Multiple sclerosis (MS) is a disorder of the central nervous system characterised by inflammation of the fatty covering of the nerve fibres that join the nerve cells in the brain and spinal cord. The inflammation destroys this covering, the myelin sheath, leaving scar tissue. The affected nerve cells cannot transmit or receive impulses, so there are a variety of effects on muscle function and sensation.

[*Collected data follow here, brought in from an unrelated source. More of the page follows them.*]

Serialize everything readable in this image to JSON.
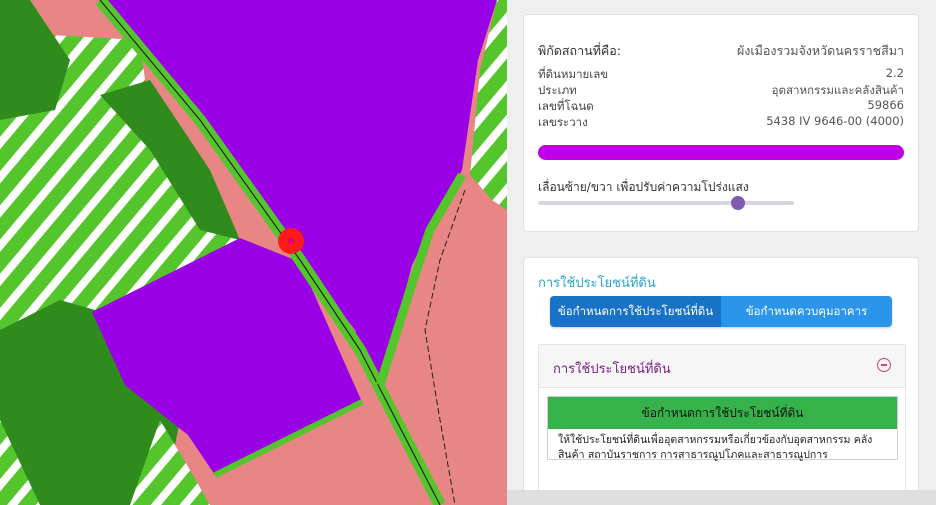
{
  "map": {
    "colors": {
      "industrial": "#9a00e6",
      "commercial": "#e88585",
      "green": "#54c62c",
      "rural": "#2f8c1c",
      "hatch_stripe": "#ffffff"
    },
    "marker_icon": "location-marker-icon"
  },
  "info": {
    "label": "พิกัดสถานที่คือ:",
    "plan_name": "ผังเมืองรวมจังหวัดนครราชสีมา",
    "rows": [
      {
        "key": "ที่ดินหมายเลข",
        "value": "2.2"
      },
      {
        "key": "ประเภท",
        "value": "อุตสาหกรรมและคลังสินค้า"
      },
      {
        "key": "เลขที่โฉนด",
        "value": "59866"
      },
      {
        "key": "เลขระวาง",
        "value": "5438 IV 9646-00 (4000)"
      }
    ],
    "zone_color": "#bf00e6",
    "slider_label": "เลื่อนซ้าย/ขวา เพื่อปรับค่าความโปร่งแสง",
    "slider_value": 0.78
  },
  "landuse": {
    "title": "การใช้ประโยชน์ที่ดิน",
    "tabs": [
      "ข้อกำหนดการใช้ประโยชน์ที่ดิน",
      "ข้อกำหนดควบคุมอาคาร"
    ],
    "accordion_title": "การใช้ประโยชน์ที่ดิน",
    "toggle_icon": "collapse-minus-icon",
    "rule_header": "ข้อกำหนดการใช้ประโยชน์ที่ดิน",
    "rule_body": "ให้ใช้ประโยชน์ที่ดินเพื่ออุตสาหกรรมหรือเกี่ยวข้องกับอุตสาหกรรม คลังสินค้า สถาบันราชการ การสาธารณูปโภคและสาธารณูปการ"
  }
}
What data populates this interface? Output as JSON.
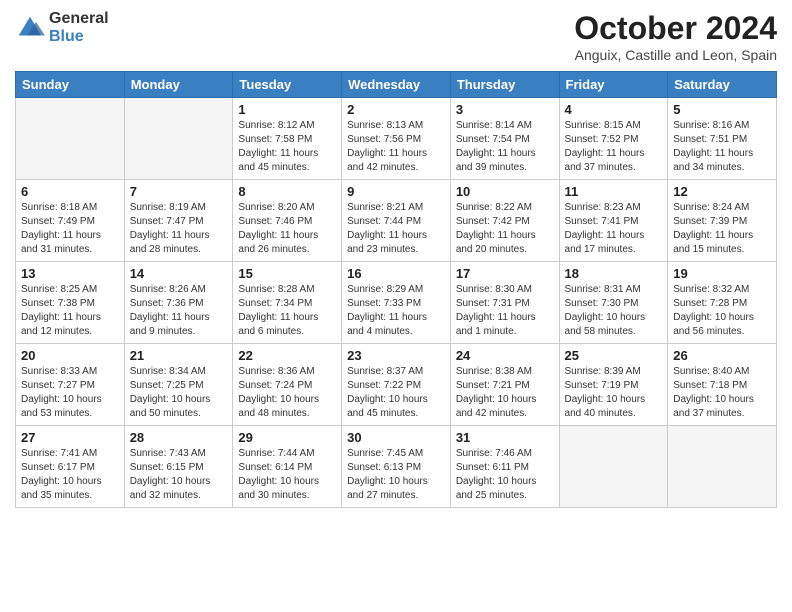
{
  "header": {
    "logo_general": "General",
    "logo_blue": "Blue",
    "title": "October 2024",
    "subtitle": "Anguix, Castille and Leon, Spain"
  },
  "calendar": {
    "days_of_week": [
      "Sunday",
      "Monday",
      "Tuesday",
      "Wednesday",
      "Thursday",
      "Friday",
      "Saturday"
    ],
    "weeks": [
      [
        {
          "day": "",
          "info": ""
        },
        {
          "day": "",
          "info": ""
        },
        {
          "day": "1",
          "info": "Sunrise: 8:12 AM\nSunset: 7:58 PM\nDaylight: 11 hours and 45 minutes."
        },
        {
          "day": "2",
          "info": "Sunrise: 8:13 AM\nSunset: 7:56 PM\nDaylight: 11 hours and 42 minutes."
        },
        {
          "day": "3",
          "info": "Sunrise: 8:14 AM\nSunset: 7:54 PM\nDaylight: 11 hours and 39 minutes."
        },
        {
          "day": "4",
          "info": "Sunrise: 8:15 AM\nSunset: 7:52 PM\nDaylight: 11 hours and 37 minutes."
        },
        {
          "day": "5",
          "info": "Sunrise: 8:16 AM\nSunset: 7:51 PM\nDaylight: 11 hours and 34 minutes."
        }
      ],
      [
        {
          "day": "6",
          "info": "Sunrise: 8:18 AM\nSunset: 7:49 PM\nDaylight: 11 hours and 31 minutes."
        },
        {
          "day": "7",
          "info": "Sunrise: 8:19 AM\nSunset: 7:47 PM\nDaylight: 11 hours and 28 minutes."
        },
        {
          "day": "8",
          "info": "Sunrise: 8:20 AM\nSunset: 7:46 PM\nDaylight: 11 hours and 26 minutes."
        },
        {
          "day": "9",
          "info": "Sunrise: 8:21 AM\nSunset: 7:44 PM\nDaylight: 11 hours and 23 minutes."
        },
        {
          "day": "10",
          "info": "Sunrise: 8:22 AM\nSunset: 7:42 PM\nDaylight: 11 hours and 20 minutes."
        },
        {
          "day": "11",
          "info": "Sunrise: 8:23 AM\nSunset: 7:41 PM\nDaylight: 11 hours and 17 minutes."
        },
        {
          "day": "12",
          "info": "Sunrise: 8:24 AM\nSunset: 7:39 PM\nDaylight: 11 hours and 15 minutes."
        }
      ],
      [
        {
          "day": "13",
          "info": "Sunrise: 8:25 AM\nSunset: 7:38 PM\nDaylight: 11 hours and 12 minutes."
        },
        {
          "day": "14",
          "info": "Sunrise: 8:26 AM\nSunset: 7:36 PM\nDaylight: 11 hours and 9 minutes."
        },
        {
          "day": "15",
          "info": "Sunrise: 8:28 AM\nSunset: 7:34 PM\nDaylight: 11 hours and 6 minutes."
        },
        {
          "day": "16",
          "info": "Sunrise: 8:29 AM\nSunset: 7:33 PM\nDaylight: 11 hours and 4 minutes."
        },
        {
          "day": "17",
          "info": "Sunrise: 8:30 AM\nSunset: 7:31 PM\nDaylight: 11 hours and 1 minute."
        },
        {
          "day": "18",
          "info": "Sunrise: 8:31 AM\nSunset: 7:30 PM\nDaylight: 10 hours and 58 minutes."
        },
        {
          "day": "19",
          "info": "Sunrise: 8:32 AM\nSunset: 7:28 PM\nDaylight: 10 hours and 56 minutes."
        }
      ],
      [
        {
          "day": "20",
          "info": "Sunrise: 8:33 AM\nSunset: 7:27 PM\nDaylight: 10 hours and 53 minutes."
        },
        {
          "day": "21",
          "info": "Sunrise: 8:34 AM\nSunset: 7:25 PM\nDaylight: 10 hours and 50 minutes."
        },
        {
          "day": "22",
          "info": "Sunrise: 8:36 AM\nSunset: 7:24 PM\nDaylight: 10 hours and 48 minutes."
        },
        {
          "day": "23",
          "info": "Sunrise: 8:37 AM\nSunset: 7:22 PM\nDaylight: 10 hours and 45 minutes."
        },
        {
          "day": "24",
          "info": "Sunrise: 8:38 AM\nSunset: 7:21 PM\nDaylight: 10 hours and 42 minutes."
        },
        {
          "day": "25",
          "info": "Sunrise: 8:39 AM\nSunset: 7:19 PM\nDaylight: 10 hours and 40 minutes."
        },
        {
          "day": "26",
          "info": "Sunrise: 8:40 AM\nSunset: 7:18 PM\nDaylight: 10 hours and 37 minutes."
        }
      ],
      [
        {
          "day": "27",
          "info": "Sunrise: 7:41 AM\nSunset: 6:17 PM\nDaylight: 10 hours and 35 minutes."
        },
        {
          "day": "28",
          "info": "Sunrise: 7:43 AM\nSunset: 6:15 PM\nDaylight: 10 hours and 32 minutes."
        },
        {
          "day": "29",
          "info": "Sunrise: 7:44 AM\nSunset: 6:14 PM\nDaylight: 10 hours and 30 minutes."
        },
        {
          "day": "30",
          "info": "Sunrise: 7:45 AM\nSunset: 6:13 PM\nDaylight: 10 hours and 27 minutes."
        },
        {
          "day": "31",
          "info": "Sunrise: 7:46 AM\nSunset: 6:11 PM\nDaylight: 10 hours and 25 minutes."
        },
        {
          "day": "",
          "info": ""
        },
        {
          "day": "",
          "info": ""
        }
      ]
    ]
  }
}
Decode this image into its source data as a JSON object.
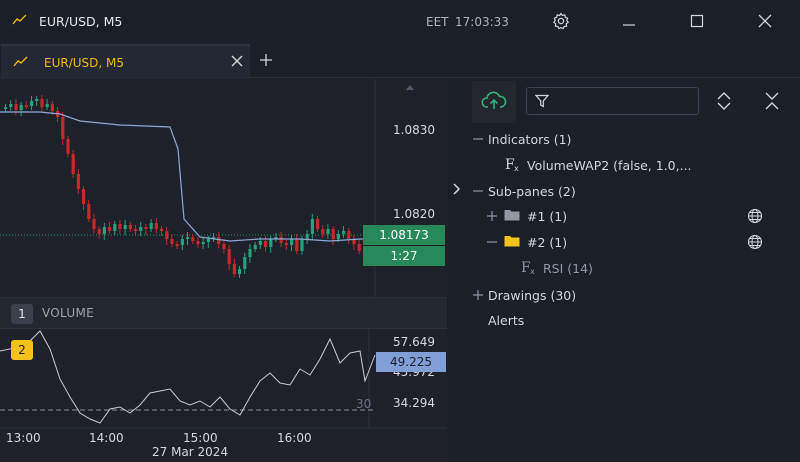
{
  "window": {
    "title": "EUR/USD, M5",
    "timezone": "EET",
    "time": "17:03:33"
  },
  "tab": {
    "label": "EUR/USD, M5"
  },
  "chart": {
    "price_labels": [
      "1.0830",
      "1.0820"
    ],
    "current_price": "1.08173",
    "countdown": "1:27",
    "pane1_badge": "1",
    "pane1_label": "VOLUME",
    "pane2_badge": "2",
    "rsi_labels": [
      "57.649",
      "45.972",
      "34.294"
    ],
    "rsi_current": "49.225",
    "rsi_level": "30",
    "time_labels": [
      "13:00",
      "14:00",
      "15:00",
      "16:00"
    ],
    "date_label": "27 Mar 2024",
    "colors": {
      "up": "#26a17b",
      "down": "#c6282b",
      "vwap": "#8ea7d8",
      "rsi": "#c9ccd2",
      "accent": "#f0b90b"
    }
  },
  "panel": {
    "filter_placeholder": "",
    "tree": {
      "indicators": "Indicators (1)",
      "indicator_item": "VolumeWAP2 (false, 1.0,...",
      "subpanes": "Sub-panes (2)",
      "subpane1": "#1 (1)",
      "subpane2": "#2 (1)",
      "rsi": "RSI (14)",
      "drawings": "Drawings (30)",
      "alerts": "Alerts"
    }
  },
  "icons": [
    "chart-line-icon",
    "gear-icon",
    "minimize-icon",
    "maximize-icon",
    "close-icon",
    "plus-icon",
    "cloud-upload-icon",
    "filter-icon",
    "expand-collapse-icon",
    "collapse-all-icon",
    "folder-icon",
    "globe-icon",
    "function-icon",
    "chevron-right-icon",
    "chevron-up-icon"
  ]
}
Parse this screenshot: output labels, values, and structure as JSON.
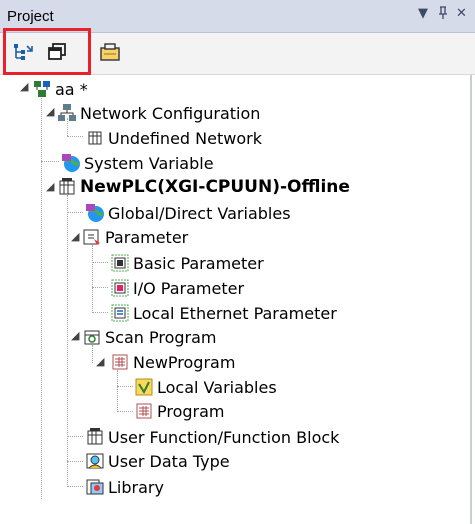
{
  "panel": {
    "title": "Project",
    "dropdown_glyph": "▾",
    "pin_glyph": "ꟷ",
    "close_glyph": "✕"
  },
  "toolbar": {
    "buttons": [
      {
        "name": "tree-view-icon"
      },
      {
        "name": "windows-icon"
      },
      {
        "name": "folder-icon"
      }
    ],
    "highlight_color": "#e8212b"
  },
  "tree": {
    "root": {
      "label": "aa *"
    },
    "network_configuration": {
      "label": "Network Configuration"
    },
    "undefined_network": {
      "label": "Undefined Network"
    },
    "system_variable": {
      "label": "System Variable"
    },
    "plc": {
      "label": "NewPLC(XGI-CPUUN)-Offline"
    },
    "global_direct_variables": {
      "label": "Global/Direct Variables"
    },
    "parameter": {
      "label": "Parameter"
    },
    "basic_parameter": {
      "label": "Basic Parameter"
    },
    "io_parameter": {
      "label": "I/O Parameter"
    },
    "local_ethernet_parameter": {
      "label": "Local Ethernet Parameter"
    },
    "scan_program": {
      "label": "Scan Program"
    },
    "new_program": {
      "label": "NewProgram"
    },
    "local_variables": {
      "label": "Local Variables"
    },
    "program": {
      "label": "Program"
    },
    "user_function_block": {
      "label": "User Function/Function Block"
    },
    "user_data_type": {
      "label": "User Data Type"
    },
    "library": {
      "label": "Library"
    }
  }
}
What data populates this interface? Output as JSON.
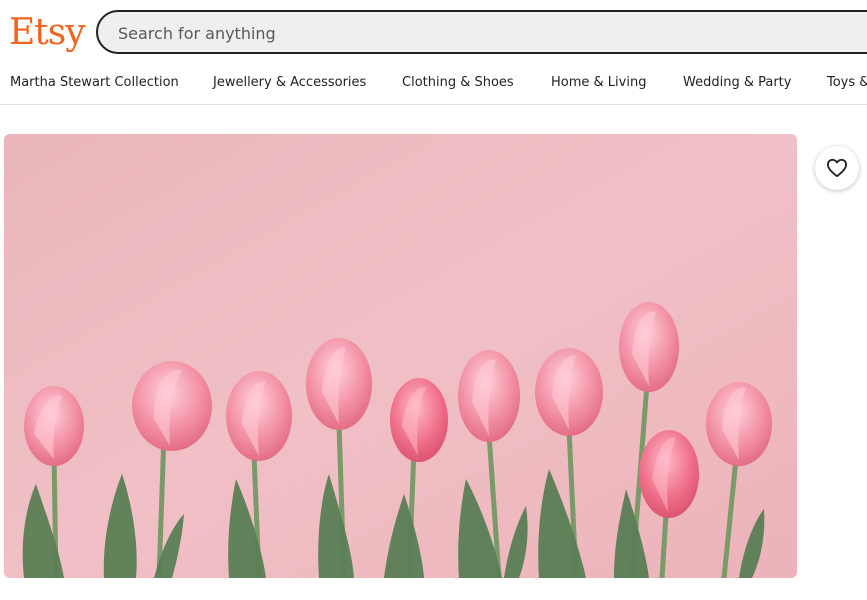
{
  "brand": {
    "logo_text": "Etsy",
    "color": "#F1641E"
  },
  "search": {
    "placeholder": "Search for anything",
    "value": ""
  },
  "nav": {
    "items": [
      {
        "label": "Martha Stewart Collection"
      },
      {
        "label": "Jewellery & Accessories"
      },
      {
        "label": "Clothing & Shoes"
      },
      {
        "label": "Home & Living"
      },
      {
        "label": "Wedding & Party"
      },
      {
        "label": "Toys &"
      }
    ]
  },
  "listing": {
    "image_subject": "pink tulips on pink background",
    "favorite_icon": "heart-outline-icon"
  },
  "colors": {
    "background": "#ffffff",
    "photo_bg": "#efbcc2",
    "tulip": "#f08a9f",
    "stem": "#5f8a5a"
  }
}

The exact cause is unknown, but it seems likely that MS is an autoimmune condition in which white blood cells called T-cells attack the myelin sheath of the nerve fibres. It may be slightly more common in certain family groups suggesting an inherited predisposition, and it may be triggered by a viral infection.

MS occurs most often in young adults between the ages of 20 and 40 years, with a higher incidence among women. There are over 23,000 people diagnosed with MS in Australia.

The symptoms may come and go; relapses and remissions lasting from days to months. The signs of MS are many and varied. Some of the more common symptoms include pain, weakness, paralysis or tremor of any of the extremities; numbness or tingling in any area, facial pain, vision problems, difficulty walking and loss of balance.


In addition to a history of two or more relapses and remissions, and the presence of neurologic signs, tests that may indicate the presence of MS include:

  • Head and spine MRI scans showing scarring or a lesion. This is a non-invasive procedure that produces a picture of the area being filmed using magnets and radio waves but no radioactivity. Pictures or ‘slices’ are taken at specified intervals. These pictures are in colour and may be three-dimensional, showing details of the nerves.
  • Lumbar puncture showing two or more protein bands in the spinal fluid. A needle is inserted into an area of the spine, between vertebrae, and a small amount of fluid is withdrawn. A number of tests may be run on this fluid, including an immunoelectrophoresis to detect the presence of oligoclonal protein bands.

Treatment options include injection of drugs as well as oral medication that can affect the immune system, altering inflammatory pathways, and steroids to lessen the severity of an attack. Physical, speech, and occupational therapy may be helpful as the condition progresses.